The unicorn gave a cough and straightened her posture. “Aaanyhow, how about we take and drink these baddies?” She shot her friends a confident grin, telekinetically raising her stein, her friends following her example, as they call, including Pinkie, whom seemed to regain her composure with an astonishing rate. They all clinked their glasses in unison, giving a collective cheer of ‘For Friendship!’ and started to chug down the content. Quite surprisingly, every mare reacting different to the taste, after a short while they all were done with their drink, putting the steins back down.
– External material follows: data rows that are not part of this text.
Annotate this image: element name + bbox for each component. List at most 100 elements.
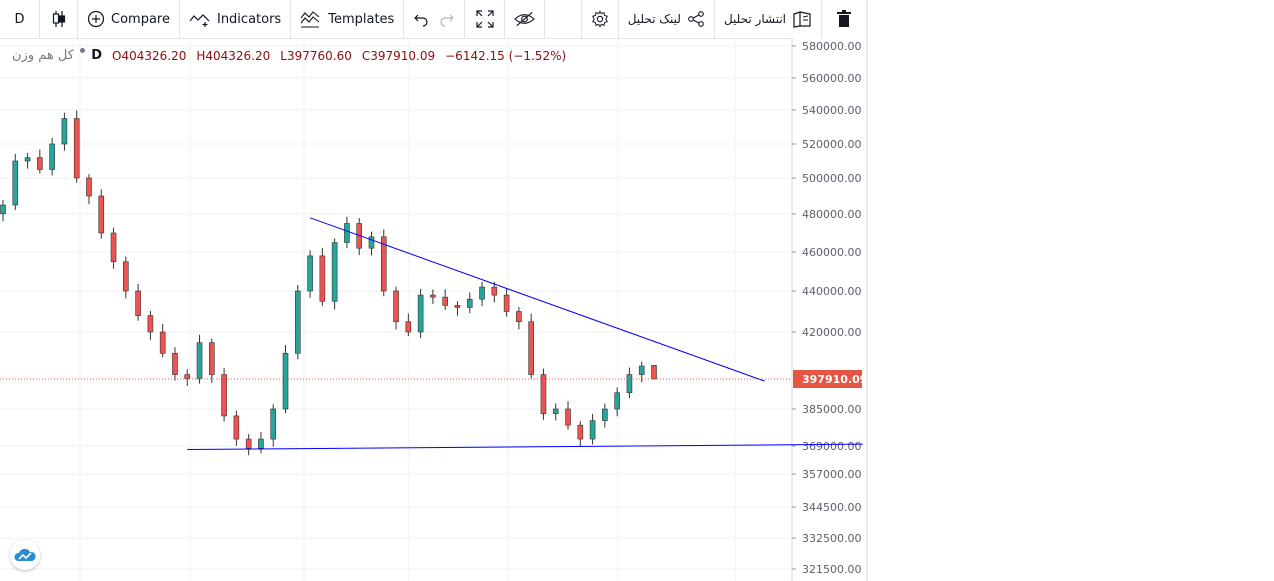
candle-body [172, 352, 178, 375]
candle-body [184, 374, 191, 380]
candle-body [110, 232, 117, 263]
legend-change: −6142.15 (−1.52%) [445, 48, 567, 63]
symbol-legend: کل هم وزن D O404326.20 H404326.20 L39776… [12, 48, 566, 63]
price-axis-label: 344500.00 [802, 501, 862, 514]
price-axis-label: 332500.00 [802, 532, 862, 545]
candle-body [245, 438, 252, 449]
candle-body [577, 424, 584, 440]
legend-high: H404326.20 [196, 48, 271, 63]
indicators-button[interactable]: Indicators [180, 0, 292, 38]
panel-edge [866, 0, 868, 581]
publish-label: انتشار تحلیل [723, 12, 786, 26]
candle-body [552, 408, 559, 414]
candle-body [454, 305, 461, 308]
candle-body [0, 204, 6, 215]
candle-body [319, 255, 326, 302]
gear-icon [591, 10, 608, 28]
compare-label: Compare [111, 11, 170, 27]
undo-icon[interactable] [413, 11, 429, 27]
trash-icon [837, 10, 851, 27]
candle-body [503, 294, 510, 312]
chart-type-button[interactable] [40, 0, 78, 38]
candle-body [307, 255, 313, 292]
price-chart[interactable]: 580000.00 560000.00 540000.00 520000.00 5000… [0, 38, 866, 581]
legend-low: L397760.60 [280, 48, 352, 63]
candle-body [24, 157, 31, 162]
indicators-icon [189, 14, 210, 27]
fullscreen-button[interactable] [465, 0, 506, 38]
fullscreen-icon [476, 10, 494, 28]
candle-body [368, 236, 375, 249]
last-price-label: 397910.09 [802, 373, 866, 386]
candle-body [651, 365, 657, 380]
candle-body [49, 143, 55, 170]
legend-dot [80, 48, 86, 53]
legend-open: O404326.20 [112, 48, 187, 63]
candle-body [602, 408, 608, 421]
candle-body [565, 408, 571, 426]
templates-button[interactable]: Templates [291, 0, 405, 38]
candle-body [147, 315, 154, 333]
chart-frame: D Compare Indicators [0, 0, 866, 581]
publish-icon [793, 11, 811, 28]
price-axis-label: 480000.00 [802, 208, 862, 221]
candle-body [344, 223, 350, 243]
candle-body [233, 415, 240, 440]
candle-body [626, 374, 633, 394]
candle-body [209, 342, 215, 375]
candles-icon [52, 11, 65, 27]
price-axis-label: 500000.00 [802, 172, 862, 185]
candle-body [638, 365, 645, 375]
price-axis-label: 460000.00 [802, 246, 862, 259]
publish-button[interactable]: انتشار تحلیل [715, 0, 822, 38]
last-price-tag [793, 370, 862, 388]
price-axis-label: 520000.00 [802, 138, 862, 151]
candle-body [540, 374, 547, 414]
candle-body [61, 118, 68, 145]
cloud-logo-icon [14, 548, 36, 561]
price-axis-background [792, 38, 866, 581]
share-link-button[interactable]: لینک تحلیل [619, 0, 715, 38]
price-axis-label: 440000.00 [802, 285, 862, 298]
candle-body [270, 408, 277, 440]
compare-button[interactable]: Compare [78, 0, 180, 38]
candle-body [331, 242, 338, 302]
price-axis-label: 321500.00 [802, 563, 862, 576]
candle-body [417, 294, 424, 333]
undo-redo-group [404, 0, 466, 38]
candle-body [37, 157, 43, 170]
resolution-label: D [14, 11, 25, 27]
candle-body [98, 195, 105, 234]
candle-body [479, 286, 485, 300]
candle-body [589, 420, 596, 440]
candle-body [466, 298, 473, 308]
chart-logo[interactable] [10, 540, 40, 570]
candle-body [430, 294, 436, 298]
delete-button[interactable] [822, 0, 866, 38]
share-link-label: لینک تحلیل [627, 12, 681, 26]
top-toolbar: D Compare Indicators [0, 0, 866, 39]
candle-body [258, 438, 264, 449]
settings-button[interactable] [580, 0, 619, 38]
candle-body [73, 118, 80, 179]
redo-icon[interactable] [439, 11, 455, 27]
candle-body [442, 296, 448, 306]
resolution-button[interactable]: D [0, 0, 40, 38]
candle-body [86, 177, 92, 197]
plus-circle-icon [87, 10, 105, 28]
candle-body [528, 321, 534, 375]
price-axis-label: 560000.00 [802, 72, 862, 85]
price-axis-label: 369000.00 [802, 440, 862, 453]
candle-body [123, 261, 129, 292]
candle-body [516, 311, 522, 323]
trendline-resistance [309, 217, 765, 382]
indicators-label: Indicators [216, 11, 282, 27]
price-axis-label: 580000.00 [802, 40, 862, 53]
price-axis-label: 420000.00 [802, 326, 862, 339]
candle-body [393, 290, 399, 323]
legend-symbol: کل هم وزن D [12, 48, 102, 63]
candle-body [159, 331, 166, 354]
hide-drawings-button[interactable] [505, 0, 546, 38]
candle-body [614, 392, 620, 410]
candle-body [196, 342, 203, 380]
“Boy howdy, tha’ was something different than cider ah tell you.” The farmer face was still slightly scrunched up as she spoke. The rest of her friends giggle and agreed. The night quickly calmed down after that, but still kept a good pace as they all chatted and talked about the evenings experiences, some saying they’d love to try something like it again, others stating they’d likely regret it in the morning and some just not that willing to talk about it at the moment. But after a few more hours of activities, chat and play, all the mares soon fell asleep, none of them really regretting what was done, but all happy from the nights activities nonetheless.

Directors cut: “Haha!” Pinkbeard explained. “You fools! Did none of you suspect the punch to be spiked? Well it was! Ahahaha! Soon you will all fall asleep, and we will have the slumber party at MY house, like we should have!” Her friends stared at her in disbelief.
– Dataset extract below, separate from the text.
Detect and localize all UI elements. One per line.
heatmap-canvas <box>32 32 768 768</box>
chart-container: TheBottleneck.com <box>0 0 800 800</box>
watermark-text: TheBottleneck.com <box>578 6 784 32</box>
“B-But Pinkie, why?” Rarity cried out as she toppled over.

“Uh, du’h, I just told you. Since you decided to be grumpy pants and voted for Twilight’s house.”

“Yes! We did, because she has an entire library to her disposal. Not just ONE room. And just you wait till I get you,I will... I will...” the cerulean pegasus toppled over with a thud.
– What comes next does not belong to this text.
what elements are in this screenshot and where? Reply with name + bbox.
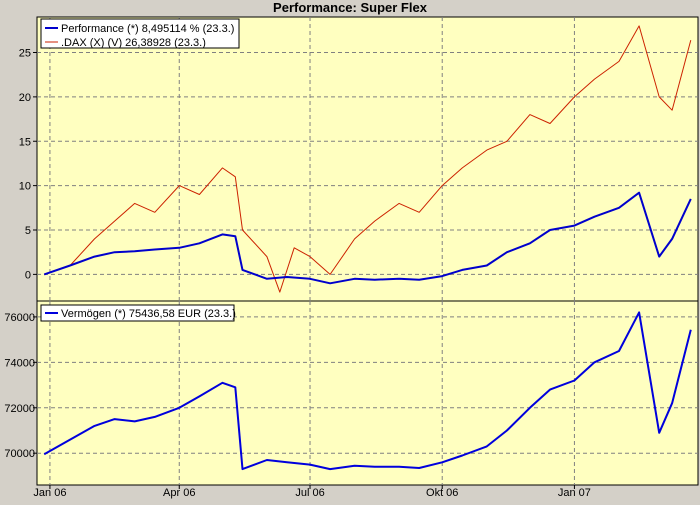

“Oh! this is going to be so much fun! We can draw coochies on the mare falling asleep first! We can play hide and seek! Oh, oh! And pin the tail on the pony! I have an adult rated version of that game!” The pink spazztic ball of sugar and Celestia knew what bounced around the room.

Two more of her friends fell down unconscious as the last one struggled to stay up. “B-but Pinkie... you also drank from the bowl... or did you simply not drug your own stien? Y-you even took seconds, despite there being nothing left in the bowl...”

“Oh, I just took straight from the tap, and- oh wait... I DID also drink from that. Oh darn...” Pinkie collapsed in a tangled mess of costume, mane and mare, giving off a gurgling noise as she slumped to the floor. Shortly followed by Fluttershy.

There fell a deafening silence over the library as Gummy moonwalked over the moonlit floor in the moonlight. Noticing everypony was out cold, the alligator stretched himself upright and took on a pair of sunglasses and a cigar, along with a cell phone and quickly tapped in a number, waiting a few seconds. “Yo Perry? Gummy here, it looks like I can make it to the meeting tonight after all... yeah I know right? Who’d have thought? Jake’s coming? Ah well, he better stay out of my salty licorice praliner... oh? She did? Well, say hi from me. I gotta go now though, have to check if Mr Nocturnal, aka: “Who” wants to tag along... yeah I will, peace.” Gummy swaged towards the perch the Owl usually resided on when a gasp came from behind him.

“Gummy! You know how to moonwalk? I mean; You can talk?” The pink mare behind him was ecstatic.

“Pinkie, you’re still unconscious... you’re not supposed to remember any of this” Gummy deadpanned at the mare.

“Oh yeah... silly me, haha, sorry Gummy!” the party pony collapsed in a heap once more as Gummy facepalmed and mumbled something under his breath as she walked out of the house after noticing Owlicious wasn’t anywhere in the house, he could give a quick look around the town and nearby forest. After all, the night was still young.

~The end.

“Am I still unconscious?”

...

“Guys?... hello?”

Gummy Wins. Flawless Victory.Haytality.